Interestingly, Mr. Ferrer said, data show that while 62% of Ocean Drive users are pedestrians, only 42% of the road’s space is intended for pedestrians, a ratio the new plan would remedy.
As personal cars would no longer be allowed, he said, delivery services and valet parking considerations would be addressed. Long term, this could include cul-de-sacs and valet-only zones at the ends of streets perpendicular to Ocean Drive.
Current findings, Mr. Ferrer said, indicate a pilot program that temporarily moved mass transit from Washington to Collins Avenue would fail long-term due to Collins’ congestion and limited rights-of-way. An immediate solution, he said, is to bring transit back to Washington and create “bus bays and transit platforms.” The longer-term goal for Washington, he said, is to redesign the entire corridor by reducing the median and adding transit-only lanes, bike lanes and on-street parking, potentially in the form of parklets that “bump out” from the main road.
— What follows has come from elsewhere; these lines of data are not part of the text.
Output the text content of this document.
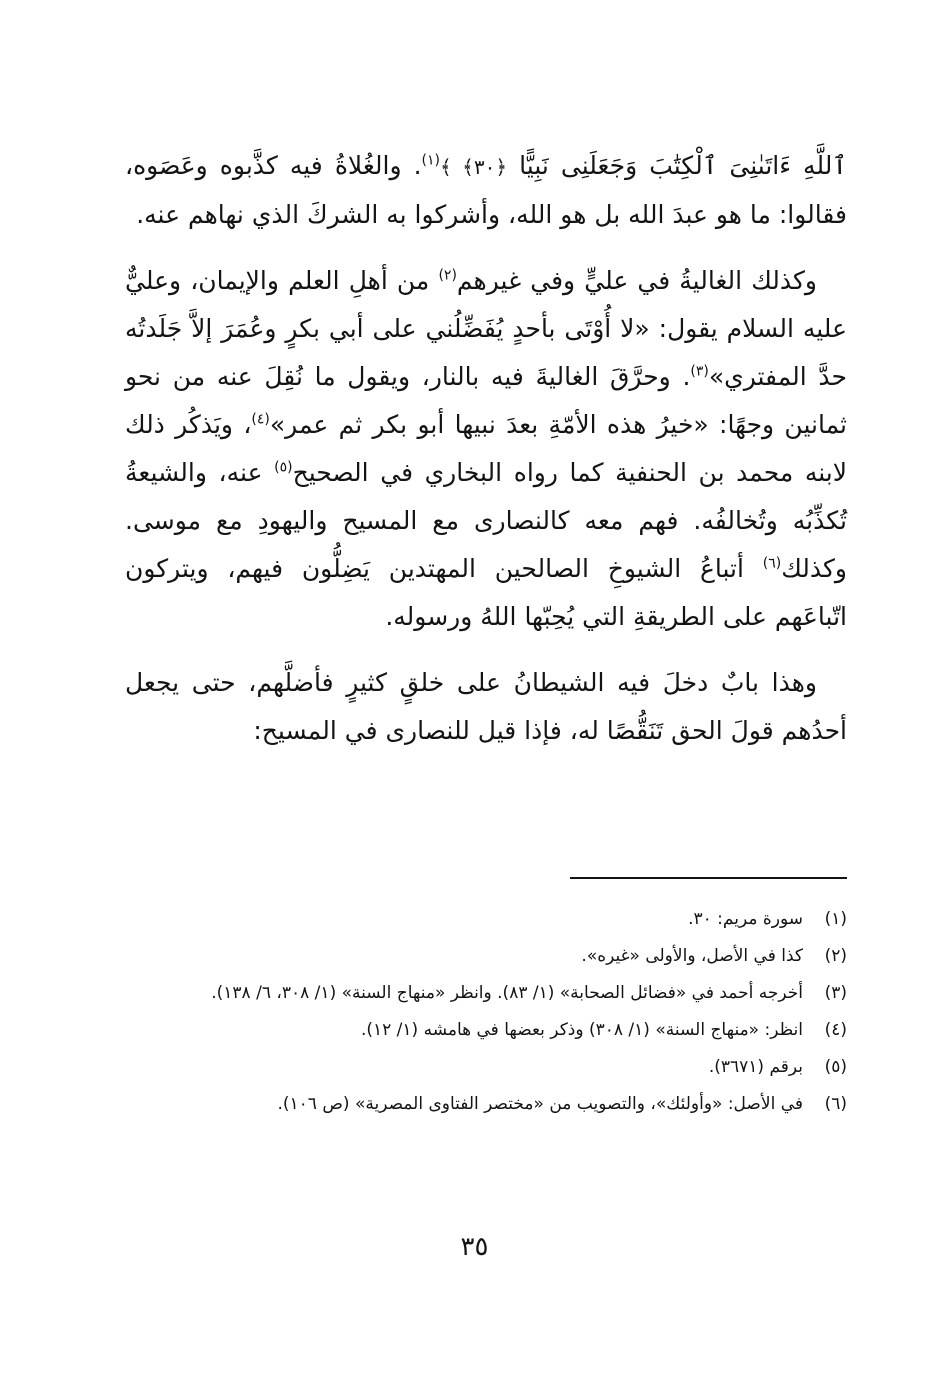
ٱللَّهِ ءَاتَىٰنِىَ ٱلْكِتَٰبَ وَجَعَلَنِى نَبِيًّا ﴿٣٠﴾ ﴾$^{(١)}$. والغُلاةُ فيه كذَّبوه وعَصَوه، فقالوا: ما هو عبدَ الله بل هو الله، وأشركوا به الشركَ الذي نهاهم عنه.

وكذلك الغاليةُ في عليٍّ وفي غيرهم$^{(٢)}$ من أهلِ العلم والإيمان، وعليٌّ عليه السلام يقول: «لا أُوْتَى بأحدٍ يُفَضِّلُني على أبي بكرٍ وعُمَرَ إلاَّ جَلَدتُه حدَّ المفتري»$^{(٣)}$. وحرَّقَ الغاليةَ فيه بالنار، ويقول ما نُقِلَ عنه من نحو ثمانين وجهًا: «خيرُ هذه الأمّةِ بعدَ نبيها أبو بكر ثم عمر»$^{(٤)}$، ويَذكُر ذلك لابنه محمد بن الحنفية كما رواه البخاري في الصحيح$^{(٥)}$ عنه، والشيعةُ تُكذِّبُه وتُخالفُه. فهم معه كالنصارى مع المسيح واليهودِ مع موسى. وكذلك$^{(٦)}$ أتباعُ الشيوخِ الصالحين المهتدين يَضِلُّون فيهم، ويتركون اتّباعَهم على الطريقةِ التي يُحِبّها اللهُ ورسوله.

وهذا بابٌ دخلَ فيه الشيطانُ على خلقٍ كثيرٍ فأضلَّهم، حتى يجعل أحدُهم قولَ الحق تَنَقُّصًا له، فإذا قيل للنصارى في المسيح:

(١)
سورة مريم: ٣٠.
(٢)
كذا في الأصل، والأولى «غيره».
(٣)
أخرجه أحمد في «فضائل الصحابة» (١/ ٨٣). وانظر «منهاج السنة» (١/ ٣٠٨، ٦/ ١٣٨).
(٤)
انظر: «منهاج السنة» (١/ ٣٠٨) وذكر بعضها في هامشه (١/ ١٢).
(٥)
برقم (٣٦٧١).
(٦)
في الأصل: «وأولئك»، والتصويب من «مختصر الفتاوى المصرية» (ص ١٠٦).
٣٥
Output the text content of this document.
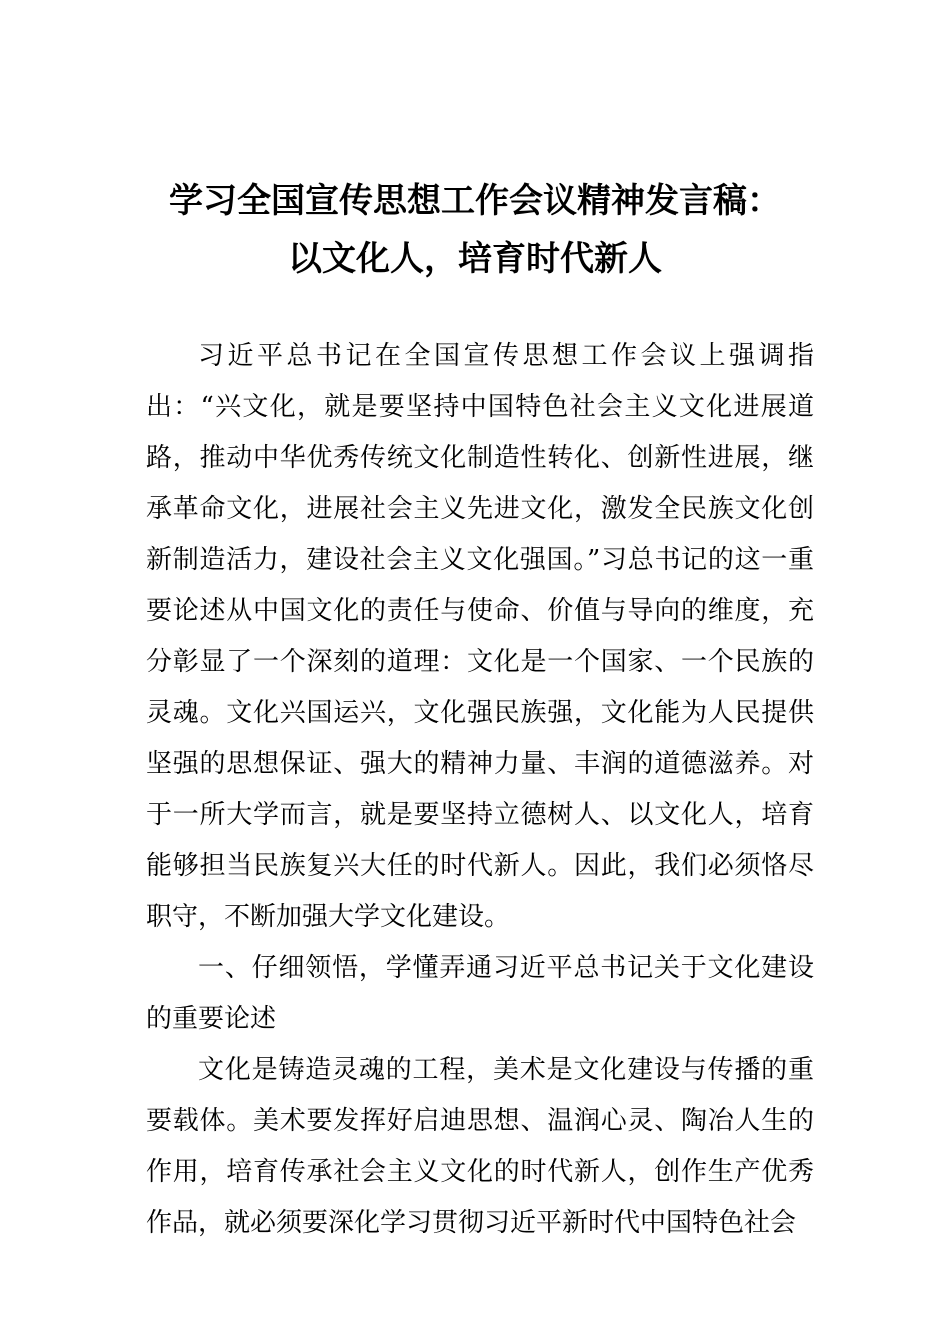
学习全国宣传思想工作会议精神发言稿：
以文化人，培育时代新人

习近平总书记在全国宣传思想工作会议上强调指出：“兴文化，就是要坚持中国特色社会主义文化进展道路，推动中华优秀传统文化制造性转化、创新性进展，继承革命文化，进展社会主义先进文化，激发全民族文化创新制造活力，建设社会主义文化强国。”习总书记的这一重要论述从中国文化的责任与使命、价值与导向的维度，充分彰显了一个深刻的道理：文化是一个国家、一个民族的灵魂。文化兴国运兴，文化强民族强，文化能为人民提供坚强的思想保证、强大的精神力量、丰润的道德滋养。对于一所大学而言，就是要坚持立德树人、以文化人，培育能够担当民族复兴大任的时代新人。因此，我们必须恪尽职守，不断加强大学文化建设。

一、仔细领悟，学懂弄通习近平总书记关于文化建设的重要论述

文化是铸造灵魂的工程，美术是文化建设与传播的重要载体。美术要发挥好启迪思想、温润心灵、陶冶人生的作用，培育传承社会主义文化的时代新人，创作生产优秀作品，就必须要深化学习贯彻习近平新时代中国特色社会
For these long-term goals, he said, county approval is required.
On Collins, curb management services and freight loading zones are a short-term solution, while the potential increase in nearby garage space over the next three years could allow a greater transformation of the street to encourage multimodal transportation, Mr. Ferrer said.
On east-west streets that connect neighborhoods to the beach, encouraging safe connections is a top priority. Short term, he said, this can be done by painting bright green “sharrows” (share the road arrows) that show motorists that they share lanes with bikers. A future plan for these streets includes identifying a replacement for on-street parking and converting parking lanes into permanent, protected bike lanes.
Mr. Ferrer also recommended that the area’s designated delivery and loading zones have tiered permitting that allows only small two-axle vehicles in certain areas including Collins Avenue, while larger vehicles would only be permitted on the “200 block.” A second suggested was to limit delivery hours, for example from 7-11 a.m., after which freight lanes would become ride-share drop-off areas.